The two friends stood in an awkward, guilty silence. Lyim took a shuffling step toward the tavern. Both men looked over suddenly at the sound of three boisterous sailors, dressed in baggy trousers and sleeveless tunics, striding down the quay. One sailor, older than his companions, held a roll of parchment. The others, both young and fresh-faced, hustled along at his side, trying to get a look at the document in his hand. The sailors came to a stop at a nearby lantern post by the busiest pier on the waterfront.

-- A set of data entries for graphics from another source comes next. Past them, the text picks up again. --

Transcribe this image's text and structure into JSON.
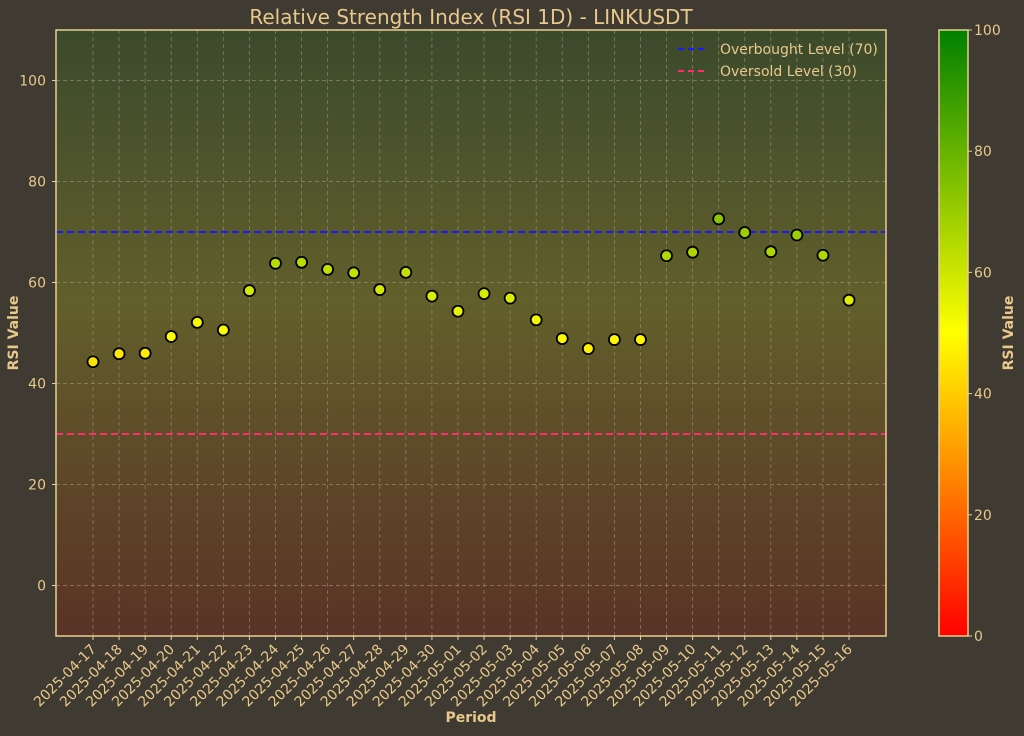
{
  "chart_data": {
    "type": "scatter",
    "title": "Relative Strength Index (RSI 1D) - LINKUSDT",
    "xlabel": "Period",
    "ylabel": "RSI Value",
    "ylim": [
      -10,
      110
    ],
    "yticks": [
      0,
      20,
      40,
      60,
      80,
      100
    ],
    "grid": true,
    "legend_position": "top-right",
    "categories": [
      "2025-04-17",
      "2025-04-18",
      "2025-04-19",
      "2025-04-20",
      "2025-04-21",
      "2025-04-22",
      "2025-04-23",
      "2025-04-24",
      "2025-04-25",
      "2025-04-26",
      "2025-04-27",
      "2025-04-28",
      "2025-04-29",
      "2025-04-30",
      "2025-05-01",
      "2025-05-02",
      "2025-05-03",
      "2025-05-04",
      "2025-05-05",
      "2025-05-06",
      "2025-05-07",
      "2025-05-08",
      "2025-05-09",
      "2025-05-10",
      "2025-05-11",
      "2025-05-12",
      "2025-05-13",
      "2025-05-14",
      "2025-05-15",
      "2025-05-16"
    ],
    "values": [
      44.3,
      45.9,
      46.0,
      49.3,
      52.1,
      50.6,
      58.4,
      63.8,
      64.0,
      62.6,
      61.9,
      58.6,
      62.0,
      57.3,
      54.3,
      57.8,
      56.9,
      52.6,
      48.9,
      46.9,
      48.7,
      48.7,
      65.3,
      66.0,
      72.6,
      69.9,
      66.1,
      69.4,
      65.4,
      56.5
    ],
    "reference_lines": [
      {
        "label": "Overbought Level (70)",
        "value": 70,
        "color": "#1a1aff"
      },
      {
        "label": "Oversold Level (30)",
        "value": 30,
        "color": "#ff2d6f"
      }
    ],
    "colorbar": {
      "label": "RSI Value",
      "min": 0,
      "max": 100,
      "ticks": [
        0,
        20,
        40,
        60,
        80,
        100
      ],
      "colors": [
        "#ff0000",
        "#ffff00",
        "#008000"
      ]
    }
  },
  "colors": {
    "background": "#3f3a32",
    "text": "#e8c98a",
    "axis": "#e8cf8f",
    "grid": "#a8a088",
    "marker_stroke": "#000000"
  }
}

Pushing back his eager cronies, the first sailor held the parchment up and secured it with square nails, top and bottom, to the rough beam.
One of the young sailors whistled shrilly. "Four steel pieces a day for mercenary work in Northern Ergoth! How hard can it be to squash some local lord there? Nothing but kender and dark-skinned peasants, I hear tell. A fortnight's easy work, and you're fifty steel richer!"
His head was slapped by the other youth. "That's fifty-six steel, you moron!"
The older sailor who'd posted the notice added, "I hear the Berwicks are prompt payers, too." He thumped his chest. "I'm going to sign on. Can't make that kind of money at sea." With that, the three men scurried off toward the Lonely Mermaid, still talking about the notice.